Poitier, Sidney – Mein Vermächtnis. Eine Art Autobiografie

Wenn Menschen in die Jahre kommen, geschieht es recht häufig, dass es ihnen Schwierigkeiten bereitet, sich abends daran zu erinnern, was sie morgens gegessen haben. Offenbar als eine Art Ausgleich aktiviert Mutter Natur gleichzeitig das Langzeitgedächtnis. Plötzlich erinnert sich der oder die so Bedachte glasklar an Zeiten, die fünfzig und mehr Jahre zurückliegen und längst vergessen schienen. Mit den Erfahrungen und den daraus gezogenen Lehren geht ein gesteigertes Mitteilungsbedürfnis einher, und beides zusammen addiert sich zur oft und gern beschworenen „Weisheit des Alters“, deren Schicksal es bekanntlich ist, dass sie jene, die es angeht, in der Regel nicht hören wollen, worauf seltsamerweise das Ende der Welt trotzdem ausbleibt.

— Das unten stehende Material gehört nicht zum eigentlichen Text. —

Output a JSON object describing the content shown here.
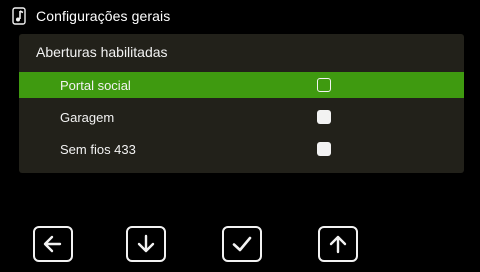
{
  "header": {
    "title": "Configurações gerais",
    "icon": "music-note-icon"
  },
  "panel": {
    "title": "Aberturas habilitadas",
    "items": [
      {
        "label": "Portal social",
        "checked": false,
        "selected": true
      },
      {
        "label": "Garagem",
        "checked": false,
        "selected": false
      },
      {
        "label": "Sem fios 433",
        "checked": false,
        "selected": false
      }
    ]
  },
  "nav": [
    {
      "icon": "arrow-left-icon"
    },
    {
      "icon": "arrow-down-icon"
    },
    {
      "icon": "check-icon"
    },
    {
      "icon": "arrow-up-icon"
    }
  ],
  "colors": {
    "background": "#000000",
    "panel": "#22211a",
    "selected": "#3f9a10",
    "foreground": "#f2f2f2"
  }
}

Ist man aber alt und berühmt (oder wenigstens berühmt gewesen), hat man bessere Karten, denn in diesem Fall schreibt man seine Autobiografie (oder lässt sie schreiben), kann die oben angesprochenen Weisheiten einer breiten Öffentlichkeit nahebringen und damit sogar noch Geld verdienen! In den USA funktioniert das jedenfalls in der Regel prächtig, wenn es der Autor versteht, das dargestellte Leben gemäß den dramaturgischen Regeln Hollywoods unterhaltsam zu inszenieren, unschöne Aspekte stets mit einem Zückerchen zu servieren, dem HERRN dezent demütig für die erwiesenen Dienste zu danken (Halleluja!) und ansonsten die Mär vom Amerikanischen Traum fortzuspinnen.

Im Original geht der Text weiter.